In developing this new compression technology, Fujitsu focused on an important divergence in the way in which AI and humans recognize images. Namely, AI and humans tend to differ in the areas of the image that are emphasized as important for judgment when recognizing people, animals, or objects in video data. Fujitsu has developed a technology to automatically analyze the areas that AI values and to compress data to the minimum size that AI can recognize. This makes it possible to analyze a large amount of video data without compromising recognition accuracy, and at the same time significantly reduce operating and data transmission costs. It is also anticipated that the technology will allow users to analyze more advanced video data by combining multiple video data stored in the cloud, sensor data, and performance data such as sales data.
Background and Challenges
In recent years, technology for analyzing images using AI has been developing rapidly and is expected to be one of the driving forces for digital transformation in many companies in a variety of industries. With the advent of sophisticated 5G mobile services in 2020, demand for AI analysis is expected to increase even further, accompanied by the increasing use of ultra-high-definition 4K and 8K cameras and large amounts of video data for applications including behavioral analysis in the manufacturing and retail industries.

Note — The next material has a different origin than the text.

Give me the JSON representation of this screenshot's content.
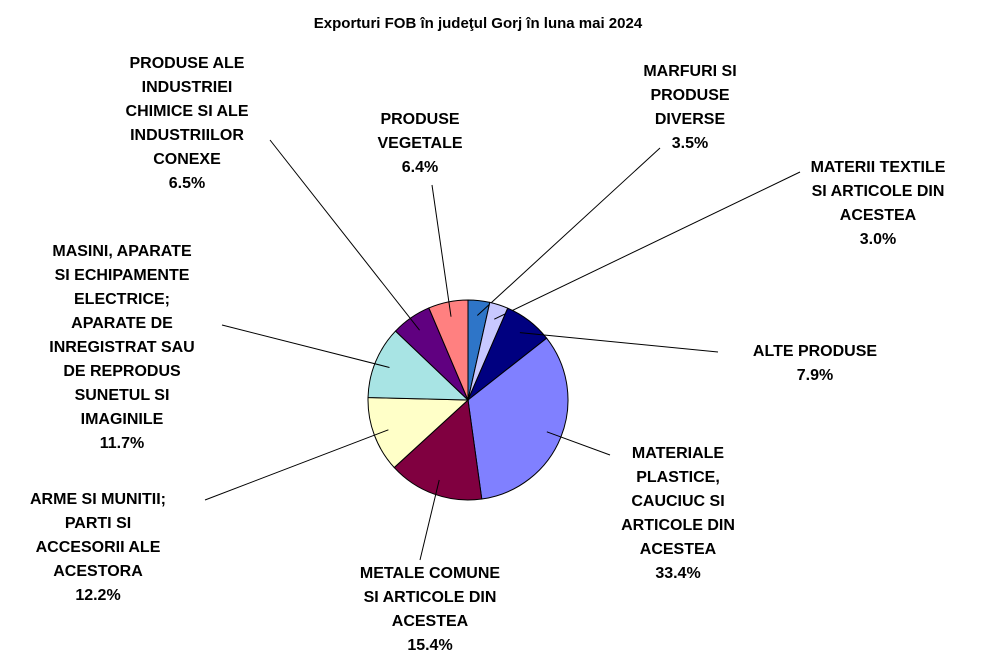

Despite this, the processing demands for deep learning techniques used for image analysis present considerable challenges. One effective technique for securing computing power to deal with these tasks is to process in conjunction with the cloud, but since video data is often very resource-intensive, there is a need for high-compression technology that can transmit all video data to the cloud without compromising quality so that network bandwidth does not become overburdened.
About the Newly Developed Technology
Compressing video reduces image quality depending on the compression rate, and if the area that AI is focused on is compressed excessively, the recognition accuracy decreases. Fujitsu has developed a video compression technology that automatically analyzes the area of an object recognized by AI as judgment material in an image of 1 frame of video data, compressing (2) the image with the minimum image quality required for recognition for each area (Figure 1). By applying this technology, the size of video data can be significantly reduced compared with conventional compression technologies while maintaining recognition accuracy.
Technology to automatically estimate the compression ratio without affecting AI recognition accuracy
The effect of image quality degradation specific to compression on recognition accuracy is analyzed for each area. The compression ratio that does not affect recognition accuracy is automatically estimated based on the AI recognition results (Figure 2).
The degree of importance of features in the process of recognition by AI is determined for all areas by aggregating the effects on the recognition results when the compression ratio of the entire image is changed and the image quality is changed. The compression rate immediately before the recognition accuracy rapidly deteriorates in each area is estimated as a compression rate that does not affect the recognition accuracy.
It also feeds back the AI results of successive images to increase the compression to the maximum AI can recognize. In so doing, the technology achieves high image compression while maintaining AI recognition accuracy.
The newly developed technology was applied to video footage taken by a 4K camera of multiple workers packing in a factory. It was confirmed that the data size could be reduced to 1/10 the data size of conventional compression technology without a deterioration in recognition accuracy. This technology is expected to be used for applications that do not require strict real-time performance, as well as for the analysis of advanced video data that combines multiple video data stored in the cloud, sensor data, and performance data such as sales data.
Fujitsu Laboratories is evaluating this technology in a variety of cases, and is carrying out additional research and development to further refine compression performance. Fujitsu expects to commercialize this technology by the end of fiscal 2020, and introduce it into a variety of applications for different industries, including its Fujitsu Manufacturing Industry Solution COLMINA service platform .